Autoencoding stock prices as found in Heaton et al., 2016

Autoencoding stock prices as found in Heaton et al., 2016

So you want to build an autoencoder? Great! This article will demonstrate how to build an autoencoder and use it to measure stock prices against an index. This technique is described in more technical terms here.

Once we’ve trained the autoencoder, we can use it to measure how well each component follows the other members of the index. This can be useful for finding deeper insights into an index, and doesn’t require a priori knowledge of the index price or the weighting of its components. Note, this is only one metric which one could use to determine how well one member of the group follows the group overall. Another might be Pearson Correlation.

Github repository

To follow along with the code in this tutorial, please download the corresponding repository on Github:

git clone git@github.com:lukesalamone/stock-data-autoencoder.git
cd stock-data-autoencoder
pip install -r requirements.txt

What is an autoencoder?

An autoencoder is a neural network which encodes information back to itself. The structure of the network is such that the input layers (the “encoder”) will be large compared to the hidden layers (the “code”), forcing the network to compress information inside its hidden layers.

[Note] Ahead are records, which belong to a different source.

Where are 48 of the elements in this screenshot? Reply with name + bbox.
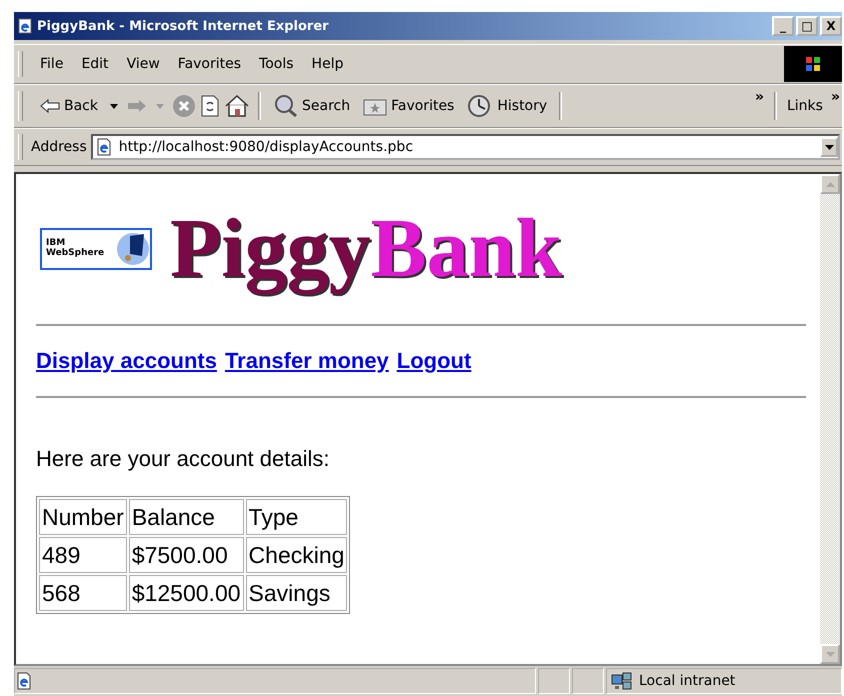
links-button[interactable]: Links [784,98,825,114]
up-arrow-icon [826,182,834,186]
menu-item[interactable]: Edit [72,56,118,72]
search-button[interactable]: Search [269,94,354,118]
address-field[interactable]: http://localhost:9080/displayAccounts.pbc [90,134,840,160]
table-cell: $12500.00 [128,575,244,611]
back-arrow-icon [39,98,61,114]
history-button[interactable]: History [462,94,552,118]
column-header: Number [39,499,127,535]
nav-link[interactable]: Transfer money [224,348,389,374]
maximize-button[interactable]: □ [796,16,818,36]
column-header: Balance [128,499,244,535]
down-arrow-icon [826,652,834,656]
table-cell: $7500.00 [128,537,244,573]
menu-item[interactable]: Tools [250,56,303,72]
menu-item[interactable]: File [31,56,72,72]
page-icon [94,138,113,156]
menu-item[interactable]: Help [302,56,352,72]
table-cell: 489 [39,537,127,573]
minimize-button[interactable]: _ [772,16,794,36]
close-button[interactable]: X [820,16,842,36]
search-icon [273,94,299,118]
nav-link[interactable]: Logout [396,348,472,374]
browser-icon [17,18,33,34]
ibm-websphere-badge: IBM WebSphere [40,228,152,270]
table-cell: 568 [39,575,127,611]
page-icon [15,672,33,690]
menu-item[interactable]: View [118,56,169,72]
piggybank-logo: PiggyBank [169,201,564,298]
table-cell: Checking [246,537,348,573]
home-icon[interactable] [224,94,250,118]
favorites-button[interactable]: Favorites [358,95,458,117]
intro-text: Here are your account details: [36,446,330,472]
nav-link[interactable]: Display accounts [36,348,217,374]
more-button[interactable]: » [828,89,842,105]
zone-label: Local intranet [639,673,736,689]
windows-logo-icon [784,46,842,82]
caret-icon [824,144,834,150]
window-title: PiggyBank - Microsoft Internet Explorer [37,18,330,34]
network-icon [611,671,633,691]
dropdown-button[interactable] [820,137,838,157]
table-cell: Savings [246,575,348,611]
menu-item[interactable]: Favorites [168,56,250,72]
column-header: Type [246,499,348,535]
back-button[interactable]: Back [35,98,102,114]
refresh-icon[interactable] [200,94,220,118]
more-button[interactable]: » [752,89,766,105]
address-label: Address [31,139,87,155]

The idea of our autoencoder is that we would like to encode stock price information back to itself while discarding trends that aren’t important. To do this, we will feed our network stock price data and ask the network to return those prices to us as outputs. Component stocks which are important to the index will be preserved well and thus be highly accurate, while components which are less important will not be well-preserved. We will measure the performance of the network on each component using mean squared error.

The model

We will use an autoencoder with a number of inputs and outputs equal to the number of component stocks in our index. For this exercise, we will use the S&P 500 index which contains 505 components. This means our input and output size will be 505. We will also use a hidden layer with 5 units.

class StonksNet(nn.Module):
  def __init__(self, size):
    super().__init__()
      self.fc1 = nn.Linear(in_features=size, out_features=5)
      self.out = nn.Linear(in_features=5, out_features=size)

  def forward(self, x: Tensor) -> Tensor:
    x = F.relu(self.fc1(x))
    x = F.relu(self.out(x))
    return x

The data

We will use daily stock prices downloaded using yfinance. This data is readily available online and I recommend downloading it for yourself. We will use data between January 1, 1991 to January 1, 2021 (30 years of data).

To download the S&P 500 stock data please run gather_stocks.py from the project directory:

python gather_stocks.py

This will download all 505 components into the stock_data directory. Data will also be cleaned such that each component has the same number of days, which will be important when feeding it into the model.

Training the model

The model itself is a simple feed-forward neural network. As such, we use a standard training loop to train the model. We don’t expect the loss to ever fall to zero during training since it is impossible for the network to perfectly encode and decode so many inputs into so few hidden code units. Some information will inevitably be lost. In my training, validation losses bottomed out at around 4000, but yours may be different depending on the initialization of your autoencoder.

validation loss

Ranking components

Finally we’re ready to rank the components of the S&P 500 for “closeness”. After running python train_model.py you will see the best and worst components as scored by the autoencoder. Here were my results, yours may be different.

best 5 results:
DRE: 16.66
LNT: 37.27
MU: 38.88
HOLX: 43.18
CERN: 47.46

worst 5 results:
HUM: 105244.19
SHW: 108542.73
LMT: 113654.48
C: 357073.88
NVR: 10955169.00

Future research

Upon inspection, it appears that better results might be achieved if we normalize the stock data before training. It appears that stocks with higher prices and higher volatility tended to perform worse than those with tight price ranges. In a way this is expected, since the autoencoder will naturally have a harder time modeling large values with a limited set of hidden units. However, normalizing the prices into similar ranges might be an interesting exercise to see if we can squeeze even more out of the model.